I use Blender for ages and never checked if this is possible. Granted the setup is too complex for something I'd use normally: Would be great if this was builtin!
I’ve spent some time trying to use this technique to represent windows of a building similar to the ones in the Spider-Man games. Any ideas pointers you’d be able to share?
So let me see if I'm understanding this correctly, cuz the difference between parallax mapping and displacement mapping is confusing. Traditional displacement mapping actually displaces the geometry. I'm not sure about Cycles/Eevee, but in Octane Render it's displacing the surface at the render level rather than actually displacing the polygons themselves. That's how you can have high quality displacement with a low poly model. I've always seen this as a great way to get height detail without overloading a scene. It seems parallax mapping seems to imitate displacement mapping without actually displacing anything. Kind of like how bump/normal maps create the illusion of surface detail, but when you look at the edges of the model, it's still smooth and flat. It seems this parallax method would similarly break down when you're looking along the tangent of a surface. I'd imagine it's less computationally expensive though, so it'd render way faster. Interesting. Nice tutorial!

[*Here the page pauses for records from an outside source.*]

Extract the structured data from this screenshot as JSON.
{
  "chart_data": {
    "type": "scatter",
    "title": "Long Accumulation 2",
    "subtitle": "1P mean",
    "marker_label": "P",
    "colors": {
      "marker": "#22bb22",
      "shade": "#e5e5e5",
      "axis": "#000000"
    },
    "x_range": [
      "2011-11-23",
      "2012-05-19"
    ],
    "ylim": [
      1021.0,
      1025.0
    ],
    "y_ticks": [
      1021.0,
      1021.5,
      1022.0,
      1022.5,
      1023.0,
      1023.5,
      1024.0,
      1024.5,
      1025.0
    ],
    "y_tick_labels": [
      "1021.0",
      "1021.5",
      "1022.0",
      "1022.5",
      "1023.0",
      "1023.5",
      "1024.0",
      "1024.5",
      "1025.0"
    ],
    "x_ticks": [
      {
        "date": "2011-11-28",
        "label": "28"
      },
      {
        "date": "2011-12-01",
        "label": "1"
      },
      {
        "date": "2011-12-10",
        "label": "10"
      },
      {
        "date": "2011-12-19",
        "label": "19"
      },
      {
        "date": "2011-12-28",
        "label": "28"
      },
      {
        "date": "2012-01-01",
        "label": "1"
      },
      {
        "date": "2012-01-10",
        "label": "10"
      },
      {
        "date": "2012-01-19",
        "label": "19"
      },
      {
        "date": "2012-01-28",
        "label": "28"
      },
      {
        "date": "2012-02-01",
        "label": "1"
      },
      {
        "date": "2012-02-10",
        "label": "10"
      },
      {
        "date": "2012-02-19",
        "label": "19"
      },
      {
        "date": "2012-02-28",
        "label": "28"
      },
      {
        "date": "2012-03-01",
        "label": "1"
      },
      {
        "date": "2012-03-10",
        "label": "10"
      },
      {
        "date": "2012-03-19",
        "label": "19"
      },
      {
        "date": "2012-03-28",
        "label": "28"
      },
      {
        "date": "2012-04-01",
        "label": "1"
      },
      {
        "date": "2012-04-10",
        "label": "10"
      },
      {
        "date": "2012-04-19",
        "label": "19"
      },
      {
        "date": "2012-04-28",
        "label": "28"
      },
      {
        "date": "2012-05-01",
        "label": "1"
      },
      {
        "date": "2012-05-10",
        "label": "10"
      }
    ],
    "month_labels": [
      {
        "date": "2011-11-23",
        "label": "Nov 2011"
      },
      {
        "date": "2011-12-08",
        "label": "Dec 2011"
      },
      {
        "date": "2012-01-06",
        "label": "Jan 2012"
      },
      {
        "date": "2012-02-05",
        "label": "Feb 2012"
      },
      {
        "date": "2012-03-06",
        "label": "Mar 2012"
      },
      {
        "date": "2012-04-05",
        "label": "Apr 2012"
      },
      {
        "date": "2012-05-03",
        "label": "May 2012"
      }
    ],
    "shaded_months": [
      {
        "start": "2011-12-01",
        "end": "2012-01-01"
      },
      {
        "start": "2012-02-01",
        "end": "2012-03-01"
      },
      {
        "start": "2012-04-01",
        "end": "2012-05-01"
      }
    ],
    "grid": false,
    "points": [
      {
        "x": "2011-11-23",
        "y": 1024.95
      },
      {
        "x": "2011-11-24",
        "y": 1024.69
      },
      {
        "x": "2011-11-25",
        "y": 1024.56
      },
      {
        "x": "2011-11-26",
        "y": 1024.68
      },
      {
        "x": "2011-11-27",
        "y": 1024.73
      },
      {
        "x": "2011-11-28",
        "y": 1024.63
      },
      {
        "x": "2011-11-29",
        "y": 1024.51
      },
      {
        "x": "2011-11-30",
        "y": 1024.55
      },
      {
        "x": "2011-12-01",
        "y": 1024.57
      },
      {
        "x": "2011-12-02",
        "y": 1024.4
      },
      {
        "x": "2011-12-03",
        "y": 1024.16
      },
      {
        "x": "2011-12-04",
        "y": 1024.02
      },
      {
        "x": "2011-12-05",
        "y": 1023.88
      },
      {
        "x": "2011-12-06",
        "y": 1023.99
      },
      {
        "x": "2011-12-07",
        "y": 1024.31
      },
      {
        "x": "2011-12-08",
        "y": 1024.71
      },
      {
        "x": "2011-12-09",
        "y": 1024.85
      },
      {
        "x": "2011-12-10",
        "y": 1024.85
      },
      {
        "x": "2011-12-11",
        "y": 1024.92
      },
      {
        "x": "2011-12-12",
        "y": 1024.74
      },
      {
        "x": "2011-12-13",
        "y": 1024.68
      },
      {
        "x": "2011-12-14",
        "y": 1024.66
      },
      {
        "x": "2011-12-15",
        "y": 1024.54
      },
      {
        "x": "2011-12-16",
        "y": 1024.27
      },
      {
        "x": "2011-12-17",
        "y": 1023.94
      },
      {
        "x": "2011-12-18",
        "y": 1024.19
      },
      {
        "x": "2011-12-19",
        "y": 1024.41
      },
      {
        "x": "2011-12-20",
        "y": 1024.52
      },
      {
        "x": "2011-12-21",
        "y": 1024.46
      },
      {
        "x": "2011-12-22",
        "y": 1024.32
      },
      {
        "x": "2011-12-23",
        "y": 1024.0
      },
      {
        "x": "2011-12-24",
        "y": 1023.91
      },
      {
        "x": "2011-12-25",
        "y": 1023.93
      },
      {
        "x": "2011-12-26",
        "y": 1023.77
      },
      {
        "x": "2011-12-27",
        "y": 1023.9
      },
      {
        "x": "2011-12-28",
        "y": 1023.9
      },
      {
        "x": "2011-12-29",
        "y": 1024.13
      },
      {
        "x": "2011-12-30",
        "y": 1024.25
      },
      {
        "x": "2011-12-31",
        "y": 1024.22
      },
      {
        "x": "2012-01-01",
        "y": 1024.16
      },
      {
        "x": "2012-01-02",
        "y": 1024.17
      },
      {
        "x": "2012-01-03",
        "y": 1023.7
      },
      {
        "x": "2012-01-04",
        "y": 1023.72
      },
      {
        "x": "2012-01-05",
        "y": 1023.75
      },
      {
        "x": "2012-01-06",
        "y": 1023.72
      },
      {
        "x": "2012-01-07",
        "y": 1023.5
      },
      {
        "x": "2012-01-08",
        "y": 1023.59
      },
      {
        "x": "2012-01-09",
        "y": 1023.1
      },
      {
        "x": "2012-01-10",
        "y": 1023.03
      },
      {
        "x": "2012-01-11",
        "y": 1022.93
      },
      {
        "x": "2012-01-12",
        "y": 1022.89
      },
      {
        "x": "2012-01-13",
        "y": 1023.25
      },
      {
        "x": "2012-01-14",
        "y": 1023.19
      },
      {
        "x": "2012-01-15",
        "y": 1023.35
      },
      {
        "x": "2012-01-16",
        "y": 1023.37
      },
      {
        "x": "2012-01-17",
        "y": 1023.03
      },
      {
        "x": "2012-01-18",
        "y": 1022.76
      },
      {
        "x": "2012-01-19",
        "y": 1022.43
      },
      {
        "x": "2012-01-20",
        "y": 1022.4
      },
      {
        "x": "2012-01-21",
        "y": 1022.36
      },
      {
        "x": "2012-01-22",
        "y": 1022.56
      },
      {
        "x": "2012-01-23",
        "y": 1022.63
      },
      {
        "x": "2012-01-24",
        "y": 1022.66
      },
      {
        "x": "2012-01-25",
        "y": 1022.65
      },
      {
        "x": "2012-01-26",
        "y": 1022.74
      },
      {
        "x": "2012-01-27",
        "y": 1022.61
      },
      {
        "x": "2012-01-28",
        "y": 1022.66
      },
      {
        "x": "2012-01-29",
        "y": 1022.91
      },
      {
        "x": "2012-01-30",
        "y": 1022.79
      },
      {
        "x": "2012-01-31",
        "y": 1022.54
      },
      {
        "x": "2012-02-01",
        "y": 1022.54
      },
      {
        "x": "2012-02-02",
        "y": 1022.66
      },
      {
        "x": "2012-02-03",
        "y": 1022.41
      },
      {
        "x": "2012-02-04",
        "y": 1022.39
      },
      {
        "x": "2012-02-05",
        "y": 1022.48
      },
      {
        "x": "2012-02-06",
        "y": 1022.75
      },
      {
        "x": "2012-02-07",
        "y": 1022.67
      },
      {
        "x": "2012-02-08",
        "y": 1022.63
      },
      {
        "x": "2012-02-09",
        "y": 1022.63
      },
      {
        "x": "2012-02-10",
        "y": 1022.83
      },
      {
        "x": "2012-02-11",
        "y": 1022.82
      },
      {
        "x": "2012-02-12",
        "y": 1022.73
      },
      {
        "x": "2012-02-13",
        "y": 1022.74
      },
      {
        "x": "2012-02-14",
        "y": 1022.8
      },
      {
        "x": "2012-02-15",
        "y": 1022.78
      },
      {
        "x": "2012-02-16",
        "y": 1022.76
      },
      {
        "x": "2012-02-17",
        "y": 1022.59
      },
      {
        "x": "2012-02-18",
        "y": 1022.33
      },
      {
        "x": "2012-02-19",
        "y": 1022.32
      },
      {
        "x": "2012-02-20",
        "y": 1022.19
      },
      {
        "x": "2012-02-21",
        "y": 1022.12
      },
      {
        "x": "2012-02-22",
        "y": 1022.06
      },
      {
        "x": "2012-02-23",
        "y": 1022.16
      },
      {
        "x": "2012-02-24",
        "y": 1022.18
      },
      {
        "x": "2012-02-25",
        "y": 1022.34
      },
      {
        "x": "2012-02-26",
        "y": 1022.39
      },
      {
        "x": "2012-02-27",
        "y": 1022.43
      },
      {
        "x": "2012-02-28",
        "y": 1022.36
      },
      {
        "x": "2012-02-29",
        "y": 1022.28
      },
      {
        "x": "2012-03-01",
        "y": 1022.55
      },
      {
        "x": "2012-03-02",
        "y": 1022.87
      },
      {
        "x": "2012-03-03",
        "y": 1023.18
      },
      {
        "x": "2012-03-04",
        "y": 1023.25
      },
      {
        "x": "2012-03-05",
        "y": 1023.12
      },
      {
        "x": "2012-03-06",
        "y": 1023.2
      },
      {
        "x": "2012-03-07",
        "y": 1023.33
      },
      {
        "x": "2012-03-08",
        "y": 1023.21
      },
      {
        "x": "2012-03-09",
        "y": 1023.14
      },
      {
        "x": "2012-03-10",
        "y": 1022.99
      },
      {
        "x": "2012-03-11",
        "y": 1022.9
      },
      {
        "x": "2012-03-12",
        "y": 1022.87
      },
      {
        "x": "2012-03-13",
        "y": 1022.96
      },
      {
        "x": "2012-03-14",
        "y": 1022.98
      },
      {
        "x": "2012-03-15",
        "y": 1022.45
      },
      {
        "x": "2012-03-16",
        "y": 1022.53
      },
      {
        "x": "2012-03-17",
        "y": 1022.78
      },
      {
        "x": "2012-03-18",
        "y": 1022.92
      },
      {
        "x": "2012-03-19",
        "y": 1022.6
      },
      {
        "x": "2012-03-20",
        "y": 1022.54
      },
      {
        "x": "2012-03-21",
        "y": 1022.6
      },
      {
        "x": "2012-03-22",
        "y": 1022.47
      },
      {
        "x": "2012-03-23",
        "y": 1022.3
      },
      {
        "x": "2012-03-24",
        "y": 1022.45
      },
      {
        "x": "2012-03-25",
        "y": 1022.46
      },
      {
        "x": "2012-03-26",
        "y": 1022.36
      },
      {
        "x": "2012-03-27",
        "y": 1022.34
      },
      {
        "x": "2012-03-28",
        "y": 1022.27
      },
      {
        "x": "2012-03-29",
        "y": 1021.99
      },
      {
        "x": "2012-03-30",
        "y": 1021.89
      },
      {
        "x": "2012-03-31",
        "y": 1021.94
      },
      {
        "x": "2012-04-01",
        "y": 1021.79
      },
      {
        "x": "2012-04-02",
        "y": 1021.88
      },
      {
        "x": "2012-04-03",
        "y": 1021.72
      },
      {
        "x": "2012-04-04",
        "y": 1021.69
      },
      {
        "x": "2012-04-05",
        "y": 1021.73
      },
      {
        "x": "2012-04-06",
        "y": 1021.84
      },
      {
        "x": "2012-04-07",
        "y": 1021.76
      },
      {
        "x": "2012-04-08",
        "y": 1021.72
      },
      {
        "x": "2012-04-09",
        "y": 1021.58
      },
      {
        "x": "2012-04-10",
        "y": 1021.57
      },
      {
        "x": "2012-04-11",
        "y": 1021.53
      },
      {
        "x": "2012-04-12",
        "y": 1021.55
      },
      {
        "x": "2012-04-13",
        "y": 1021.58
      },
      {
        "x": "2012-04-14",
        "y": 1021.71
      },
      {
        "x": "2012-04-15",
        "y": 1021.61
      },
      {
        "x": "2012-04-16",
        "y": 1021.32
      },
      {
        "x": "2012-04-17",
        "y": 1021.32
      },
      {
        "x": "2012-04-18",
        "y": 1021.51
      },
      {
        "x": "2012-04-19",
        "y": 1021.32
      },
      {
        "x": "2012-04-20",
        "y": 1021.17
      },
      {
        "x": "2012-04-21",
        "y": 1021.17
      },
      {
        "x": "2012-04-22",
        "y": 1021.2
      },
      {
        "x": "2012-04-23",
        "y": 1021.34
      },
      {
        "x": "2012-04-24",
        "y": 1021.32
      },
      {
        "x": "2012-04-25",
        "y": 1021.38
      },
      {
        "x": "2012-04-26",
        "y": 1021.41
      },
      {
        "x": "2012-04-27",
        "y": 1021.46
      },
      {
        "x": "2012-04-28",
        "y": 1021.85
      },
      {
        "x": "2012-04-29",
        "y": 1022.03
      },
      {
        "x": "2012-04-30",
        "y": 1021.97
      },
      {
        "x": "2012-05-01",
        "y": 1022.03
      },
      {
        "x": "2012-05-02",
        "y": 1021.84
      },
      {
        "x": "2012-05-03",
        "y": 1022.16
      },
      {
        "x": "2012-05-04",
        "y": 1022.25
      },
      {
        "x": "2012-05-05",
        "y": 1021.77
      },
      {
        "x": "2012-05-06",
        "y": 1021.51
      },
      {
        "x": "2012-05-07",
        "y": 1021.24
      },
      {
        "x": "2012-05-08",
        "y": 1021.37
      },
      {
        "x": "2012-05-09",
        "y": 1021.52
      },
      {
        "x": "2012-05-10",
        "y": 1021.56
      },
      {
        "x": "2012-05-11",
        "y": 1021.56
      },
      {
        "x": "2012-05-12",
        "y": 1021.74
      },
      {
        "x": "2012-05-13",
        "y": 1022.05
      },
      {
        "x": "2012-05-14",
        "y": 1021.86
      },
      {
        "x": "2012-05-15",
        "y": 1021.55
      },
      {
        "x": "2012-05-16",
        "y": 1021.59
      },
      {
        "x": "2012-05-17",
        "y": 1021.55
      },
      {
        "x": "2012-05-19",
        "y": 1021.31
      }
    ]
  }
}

Also a way to supply a texture for a node group without having to duplicate and faff around inside if it has a texture dependency. I think a sampling node would be super handy, basically it would act like the current texture node but allow a user to input any texture to a socket. Splitting the job of the texture node in two. It would enable a more user friendly interface, and allow for advanced coordinate manipulation. I doubt it’ll happen but I can dream. I also want a proper way to get per light information into a material for better npr shaders. Shader to rgb works but it’s limited and pretty clunky. That’s a whole nother can of worms though.
Really cool. It got me wondering tho. Could we get rid of the "layered" effect somehow ? Like calculating what the normal should be in-between based on previous plans next layer ?
Looks great... Now... Is there a plugin that gives me that with a single node? 😅 I mean, if that node tree works for any plane. Then it should be collapsible for ease of use and minimizing any risks of user error? Also. Doing that operation 20 times makes me wonder, is there no way to do for-loops in blender?